Trump announced the move during a meeting with steel and aluminum executives, even though the policy he announced is not yet ready to be implemented, let alone fully crafted. He acknowledged the policy is “being written now.”
“We’ll be signing it next week. And you’ll have protection for a long time in a while. You’ll have to regrow your industries, that’s all I’m asking,” Trump said. “What’s been allowed to go on for decades is disgraceful. It’s disgraceful.
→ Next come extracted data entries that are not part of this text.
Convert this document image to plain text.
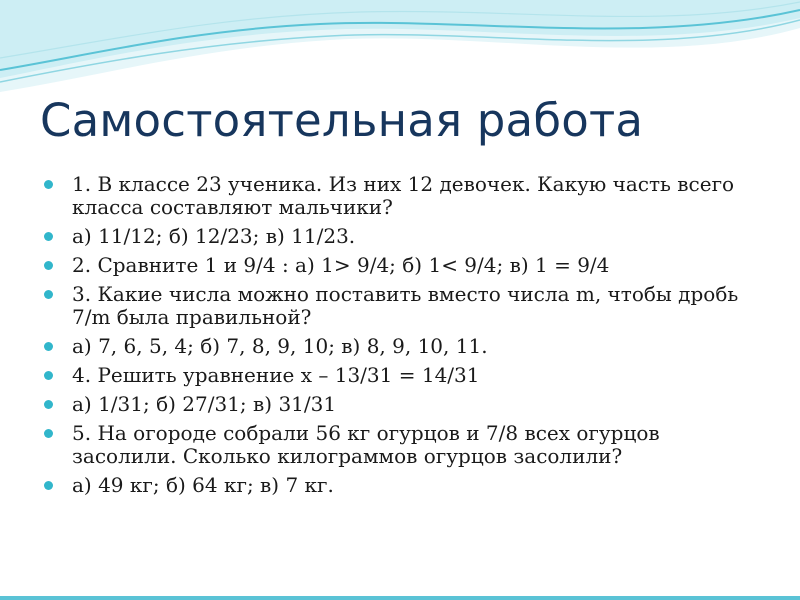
Самостоятельная работа
1. В классе 23 ученика. Из них 12 девочек. Какую часть всего класса составляют мальчики?
а) 11/12; б) 12/23; в) 11/23.
2. Сравните 1 и 9/4 : а) 1> 9/4; б) 1< 9/4; в) 1 = 9/4
3. Какие числа можно поставить вместо числа m, чтобы дробь 7/m была правильной?
а) 7, 6, 5, 4; б) 7, 8, 9, 10; в) 8, 9, 10, 11.
4. Решить уравнение х – 13/31 = 14/31
а) 1/31; б) 27/31; в) 31/31
5. На огороде собрали 56 кг огурцов и 7/8 всех огурцов засолили. Сколько килограммов огурцов засолили?
а) 49 кг; б) 64 кг; в) 7 кг.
When it comes to a time where our country can’t make aluminum and steel … you almost don’t have much of a country.”
The tariffs will amount to perhaps the most substantive and wide-reaching trade action Trump has taken to date, making good on another key campaign promise.
But the announcement also sent the stock market tumbling, with the Dow taking a 500-point dip in the first hours after the announcement. The plan also drew a stiff rebuke from US manufacturers of products made using steel and aluminum, who maintained that the tariffs could lead to lost jobs in their operations and increased consumer prices.
Republican lawmakers urged Trump in recent weeks to reconsider his position, warning him that while the move would boost US steel and aluminum manufacturers, it would lead to increased costs for consumers of those materials and hurt some of the manufacturers he pledged to protect.
In a rare break with the White House, House Speaker Paul Ryan’s spokesman Doug Andres said Ryan “is hoping the President will consider the unintended consequences of this idea and look at other approaches before moving forward.“
The move was welcomed by the steel and aluminum executives gathered Thursday around a table in the Cabinet Room, who have urged Trump for months to make good on his campaign promise to protect their industries from cheaper foreign imports.
“This is vital to the interests of the United States. This is our moment. And it’s really important that we get this right,” said Dave Burritt, the CEO of the US Steel Corporation.